8.15 am. The only new emails in my inbox were those I could delete with prejudice and fervour. (‘Spam, Spam, Spam, Spam’, as the song goes.) 8.45 am. Off to the Old College to fulfil my third year teaching obligations. The current ‘flu’ virus is debilitating students still. But they fight womanfully onwards:
10.40 am. I returned to the mothership. The School’s garden is resplendent at this time of the year:
The remainder of the day was given over to second year fine art tutorials. Some principles and observations derived from today’s tutorial engagements:
- A personal style and a personal visual identity are not the same things. You may need to wait two decades to achieve the former (and there are no guarantees); the latter is always available to you … when you apply yourself.
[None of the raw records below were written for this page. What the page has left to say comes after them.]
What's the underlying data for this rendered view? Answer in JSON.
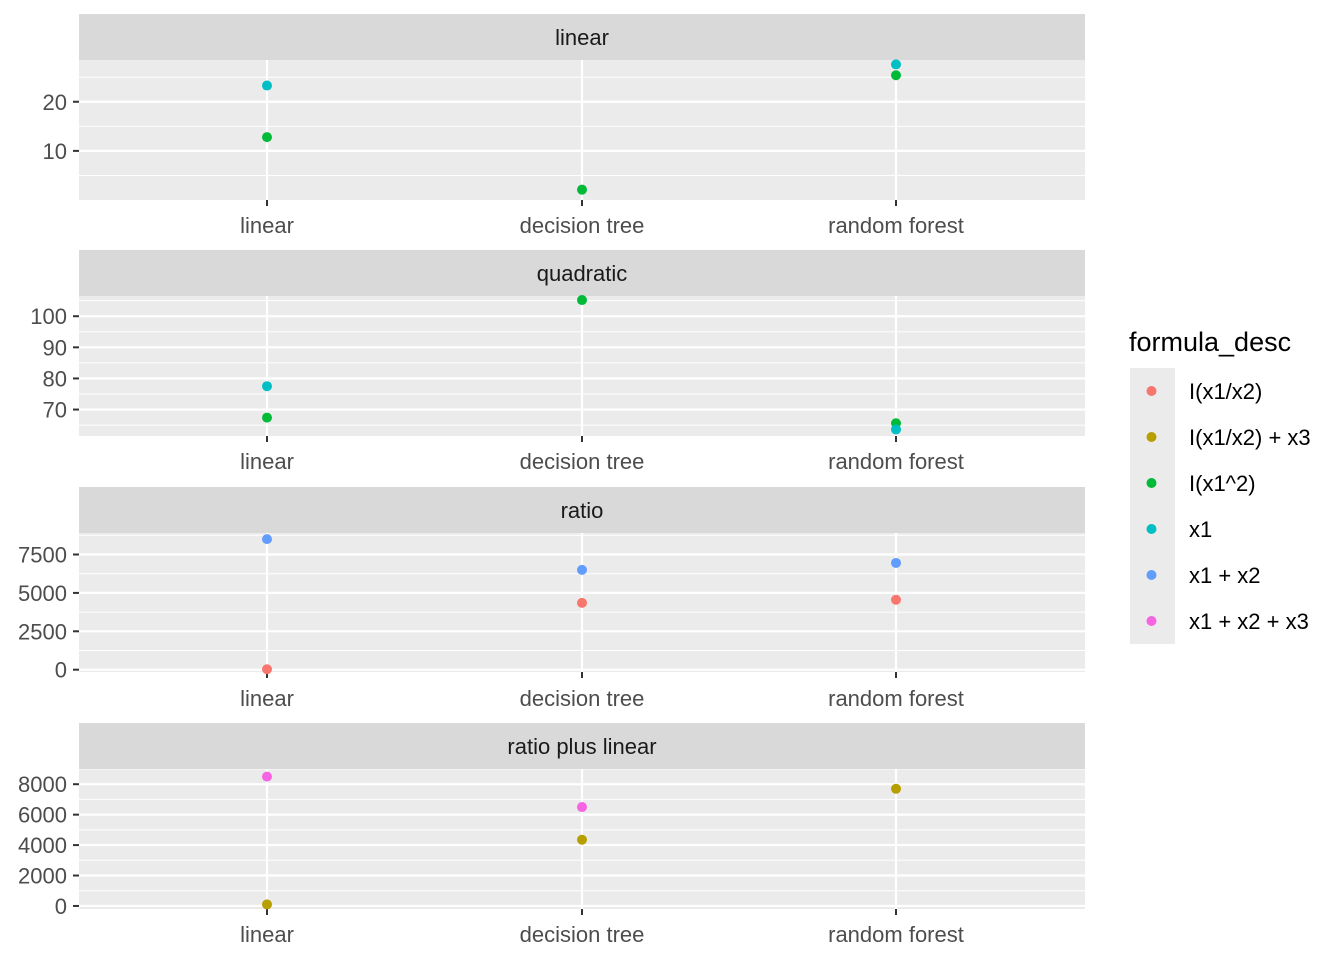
{
  "chart_data": {
    "type": "scatter",
    "facet_layout": "stacked vertically, free y scales",
    "categories": [
      "linear",
      "decision tree",
      "random forest"
    ],
    "legend": {
      "title": "formula_desc",
      "placement": "right",
      "entries": [
        {
          "label": "I(x1/x2)",
          "color": "#F8766D"
        },
        {
          "label": "I(x1/x2) + x3",
          "color": "#B79F00"
        },
        {
          "label": "I(x1^2)",
          "color": "#00BA38"
        },
        {
          "label": "x1",
          "color": "#00BFC4"
        },
        {
          "label": "x1 + x2",
          "color": "#619CFF"
        },
        {
          "label": "x1 + x2 + x3",
          "color": "#F564E3"
        }
      ]
    },
    "panels": [
      {
        "title": "linear",
        "ylim": [
          0,
          28.5
        ],
        "yticks": [
          10,
          20
        ],
        "ytick_labels": [
          "10",
          "20"
        ],
        "minor_yticks": [
          5,
          15,
          25
        ],
        "points": [
          {
            "category": "linear",
            "series": "x1",
            "y": 23.3
          },
          {
            "category": "linear",
            "series": "I(x1^2)",
            "y": 12.8
          },
          {
            "category": "decision tree",
            "series": "I(x1^2)",
            "y": 2.1
          },
          {
            "category": "random forest",
            "series": "x1",
            "y": 27.6
          },
          {
            "category": "random forest",
            "series": "I(x1^2)",
            "y": 25.4
          }
        ]
      },
      {
        "title": "quadratic",
        "ylim": [
          61.5,
          106.5
        ],
        "yticks": [
          70,
          80,
          90,
          100
        ],
        "ytick_labels": [
          "70",
          "80",
          "90",
          "100"
        ],
        "minor_yticks": [
          65,
          75,
          85,
          95,
          105
        ],
        "points": [
          {
            "category": "linear",
            "series": "x1",
            "y": 77.5
          },
          {
            "category": "linear",
            "series": "I(x1^2)",
            "y": 67.4
          },
          {
            "category": "decision tree",
            "series": "I(x1^2)",
            "y": 105.2
          },
          {
            "category": "random forest",
            "series": "I(x1^2)",
            "y": 65.6
          },
          {
            "category": "random forest",
            "series": "x1",
            "y": 63.6
          }
        ]
      },
      {
        "title": "ratio",
        "ylim": [
          -150,
          8900
        ],
        "yticks": [
          0,
          2500,
          5000,
          7500
        ],
        "ytick_labels": [
          "0",
          "2500",
          "5000",
          "7500"
        ],
        "minor_yticks": [
          1250,
          3750,
          6250,
          8750
        ],
        "points": [
          {
            "category": "linear",
            "series": "x1 + x2",
            "y": 8500
          },
          {
            "category": "linear",
            "series": "I(x1/x2)",
            "y": 30
          },
          {
            "category": "decision tree",
            "series": "x1 + x2",
            "y": 6500
          },
          {
            "category": "decision tree",
            "series": "I(x1/x2)",
            "y": 4350
          },
          {
            "category": "random forest",
            "series": "x1 + x2",
            "y": 6950
          },
          {
            "category": "random forest",
            "series": "I(x1/x2)",
            "y": 4550
          }
        ]
      },
      {
        "title": "ratio plus linear",
        "ylim": [
          -200,
          9000
        ],
        "yticks": [
          0,
          2000,
          4000,
          6000,
          8000
        ],
        "ytick_labels": [
          "0",
          "2000",
          "4000",
          "6000",
          "8000"
        ],
        "minor_yticks": [
          1000,
          3000,
          5000,
          7000,
          9000
        ],
        "points": [
          {
            "category": "linear",
            "series": "x1 + x2 + x3",
            "y": 8500
          },
          {
            "category": "linear",
            "series": "I(x1/x2) + x3",
            "y": 100
          },
          {
            "category": "decision tree",
            "series": "x1 + x2 + x3",
            "y": 6500
          },
          {
            "category": "decision tree",
            "series": "I(x1/x2) + x3",
            "y": 4350
          },
          {
            "category": "random forest",
            "series": "I(x1/x2) + x3",
            "y": 7700
          }
        ]
      }
    ]
  }
}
- If you apply yourself to anything consistently and for long enough, you’ll get better at it. That is a principle.
- Eavesdrop on other people’s tutorials. It’s not rude. More often than not you’ll overhear principles that are applicable to your own work. Headphone culture robs you of this possibility.
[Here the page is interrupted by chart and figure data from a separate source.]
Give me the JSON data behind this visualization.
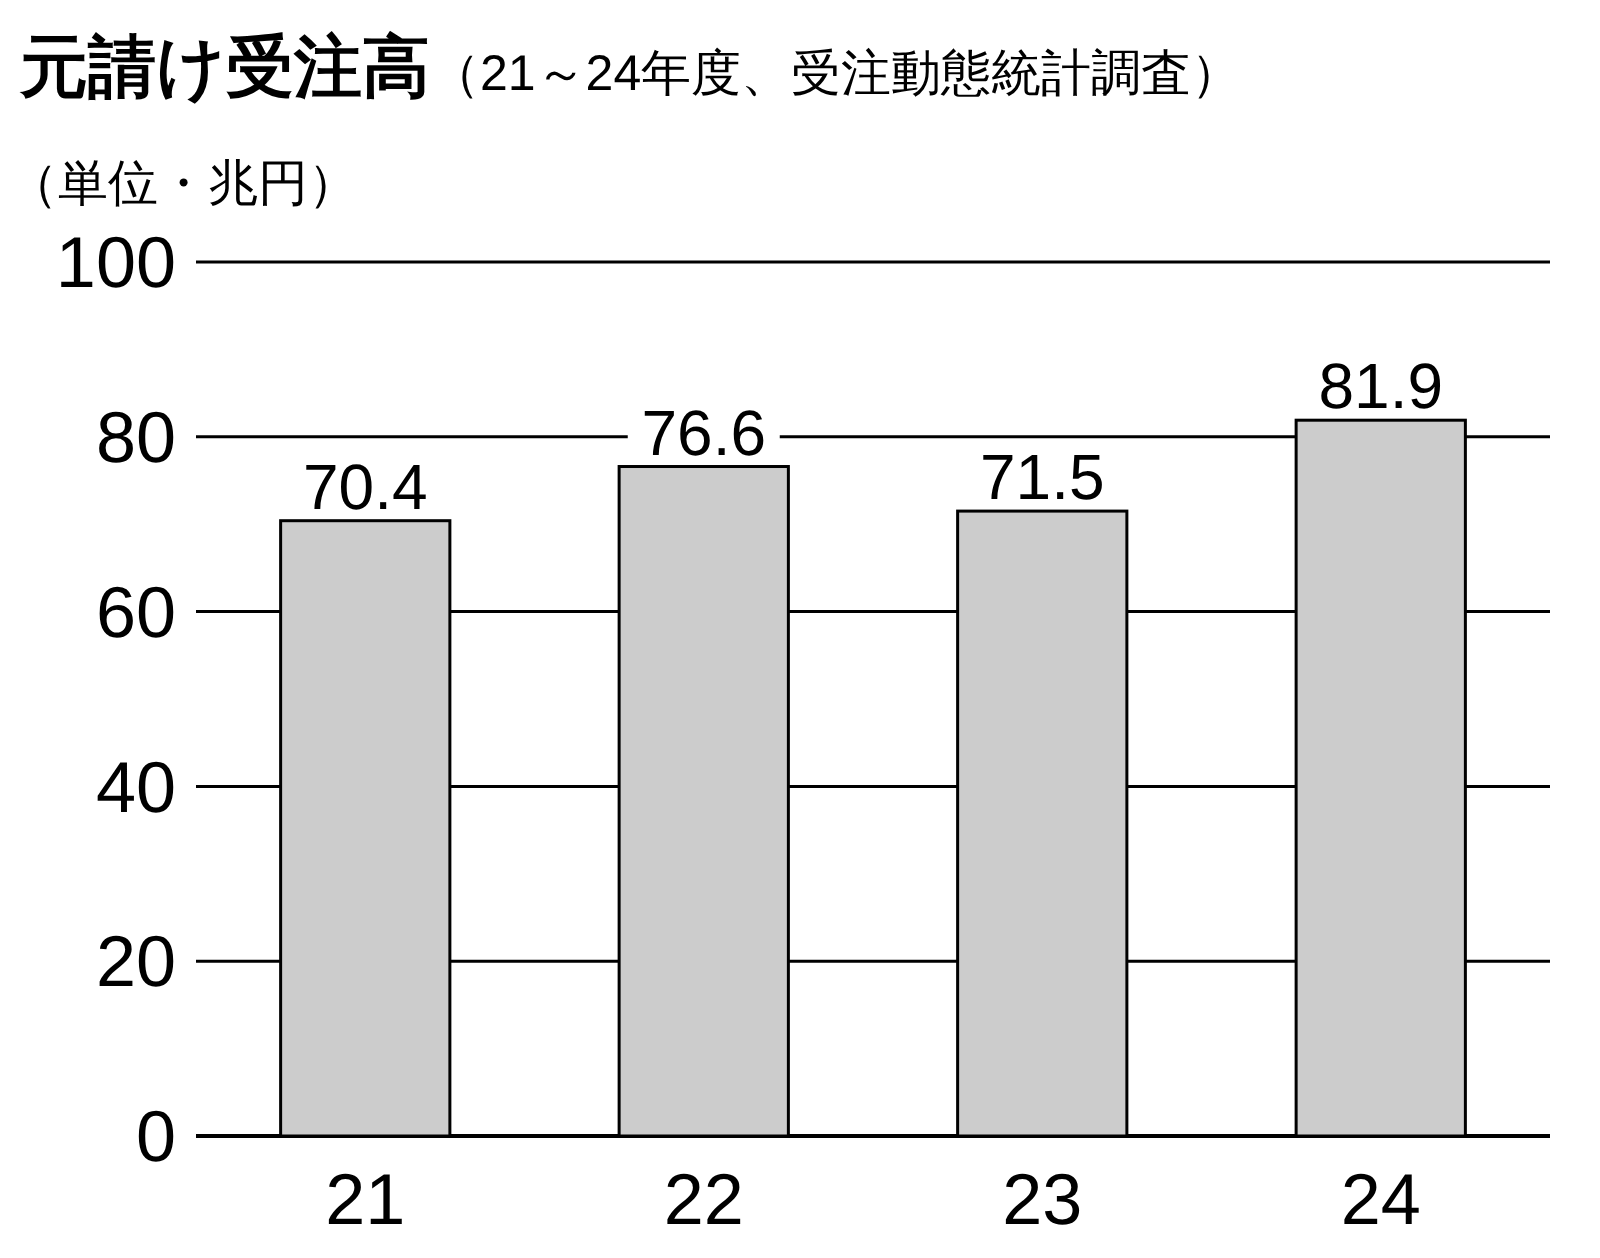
{
  "chart_data": {
    "type": "bar",
    "title": "元請け受注高",
    "subtitle": "（21～24年度、受注動態統計調査）",
    "ylabel": "（単位・兆円）",
    "categories": [
      "21",
      "22",
      "23",
      "24"
    ],
    "values": [
      70.4,
      76.6,
      71.5,
      81.9
    ],
    "color": "#cccccc",
    "ylim": [
      0,
      100
    ],
    "yticks": [
      0,
      20,
      40,
      60,
      80,
      100
    ],
    "grid": "y",
    "data_labels": true
  }
}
- One of the most important thing you can do at this point in your life, with these opportunities and resources, and those talents, is to study art. So do it with all your might.
- Sometimes, joint-honours fine art students miss a trick in not exploiting their knowledge and expertise in the ‘other’ subject. For example, if you’re interested in the evocation of mood in landscape, study the depiction of such in the novels of Thomas Hardy, Virginia Woolf, and Margaret Drabble, among others.
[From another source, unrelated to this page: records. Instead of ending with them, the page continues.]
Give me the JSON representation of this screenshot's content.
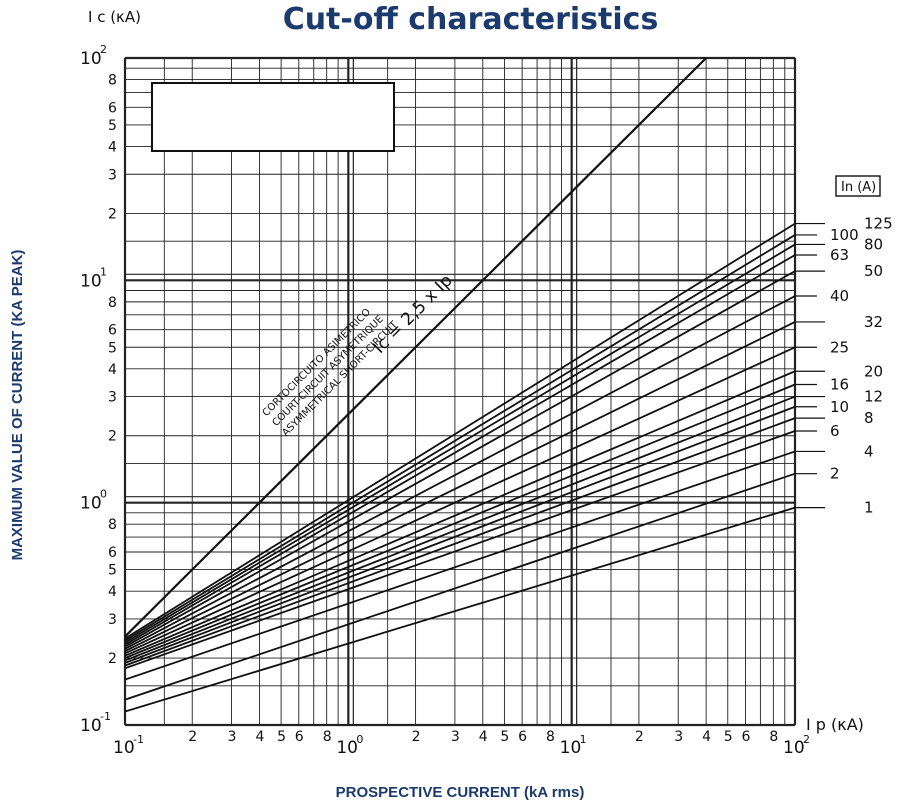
{
  "chart_data": {
    "type": "line",
    "title": "Cut-off characteristics",
    "xlabel": "PROSPECTIVE CURRENT (kA rms)",
    "ylabel": "MAXIMUM VALUE OF CURRENT (KA PEAK)",
    "x_unit_label": "I p (κA)",
    "y_unit_label": "I c (κA)",
    "x_scale": "log",
    "y_scale": "log",
    "xlim": [
      0.1,
      100
    ],
    "ylim": [
      0.1,
      100
    ],
    "grid": true,
    "major_ticks": [
      {
        "base": "10",
        "exp": "-1"
      },
      {
        "base": "10",
        "exp": "0"
      },
      {
        "base": "10",
        "exp": "1"
      },
      {
        "base": "10",
        "exp": "2"
      }
    ],
    "minor_tick_labels": [
      "2",
      "3",
      "4",
      "5",
      "6",
      "8"
    ],
    "legend_title": "In (A)",
    "asymmetric_line": {
      "label": "Ic = 2,5 x Ip",
      "factor": 2.5,
      "caption_lines": [
        "CORTOCIRCUITO ASIMÉTRICO",
        "COURT-CIRCUIT ASYMETRIQUE",
        "ASYMMETRICAL SHORT-CIRCUIT"
      ]
    },
    "series": [
      {
        "name": "125",
        "x": [
          0.1,
          100
        ],
        "y": [
          0.245,
          18.0
        ]
      },
      {
        "name": "100",
        "x": [
          0.1,
          100
        ],
        "y": [
          0.24,
          16.0
        ]
      },
      {
        "name": "80",
        "x": [
          0.1,
          100
        ],
        "y": [
          0.235,
          14.5
        ]
      },
      {
        "name": "63",
        "x": [
          0.1,
          100
        ],
        "y": [
          0.23,
          13.0
        ]
      },
      {
        "name": "50",
        "x": [
          0.1,
          100
        ],
        "y": [
          0.225,
          11.0
        ]
      },
      {
        "name": "40",
        "x": [
          0.1,
          100
        ],
        "y": [
          0.22,
          8.5
        ]
      },
      {
        "name": "32",
        "x": [
          0.1,
          100
        ],
        "y": [
          0.215,
          6.5
        ]
      },
      {
        "name": "25",
        "x": [
          0.1,
          100
        ],
        "y": [
          0.21,
          5.0
        ]
      },
      {
        "name": "20",
        "x": [
          0.1,
          100
        ],
        "y": [
          0.205,
          3.9
        ]
      },
      {
        "name": "16",
        "x": [
          0.1,
          100
        ],
        "y": [
          0.2,
          3.4
        ]
      },
      {
        "name": "12",
        "x": [
          0.1,
          100
        ],
        "y": [
          0.195,
          3.0
        ]
      },
      {
        "name": "10",
        "x": [
          0.1,
          100
        ],
        "y": [
          0.19,
          2.7
        ]
      },
      {
        "name": "8",
        "x": [
          0.1,
          100
        ],
        "y": [
          0.185,
          2.4
        ]
      },
      {
        "name": "6",
        "x": [
          0.1,
          100
        ],
        "y": [
          0.18,
          2.1
        ]
      },
      {
        "name": "4",
        "x": [
          0.1,
          100
        ],
        "y": [
          0.16,
          1.7
        ]
      },
      {
        "name": "2",
        "x": [
          0.1,
          100
        ],
        "y": [
          0.13,
          1.35
        ]
      },
      {
        "name": "1",
        "x": [
          0.1,
          100
        ],
        "y": [
          0.115,
          0.95
        ]
      }
    ]
  },
  "colors": {
    "title": "#1b3a6e",
    "ink": "#111111",
    "grid": "#222222",
    "background": "#ffffff"
  }
}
- You’ll start to find your way in painting only when you realise that you’re lost.
- Don’t fetishise texture. Painting is not Artexing. The texture of a painting is the sum of its accretion; the end product, rather than a starting point.
Overall, the students are moving forward — some with hesitation, others more determinately. Thus is it ever. 5.10 pm. On my last legs; having taught without wavering since 9.00 am, I got a second wind and pushed on with the Abstraction lecture (a particularly heavy serving of theory that will set the scene for the remainder of the module).
7.30 pm. On with Blackboard updates and a PowerPoint reformatting for Monday’s Abstraction class. 9.15 am. Mercy!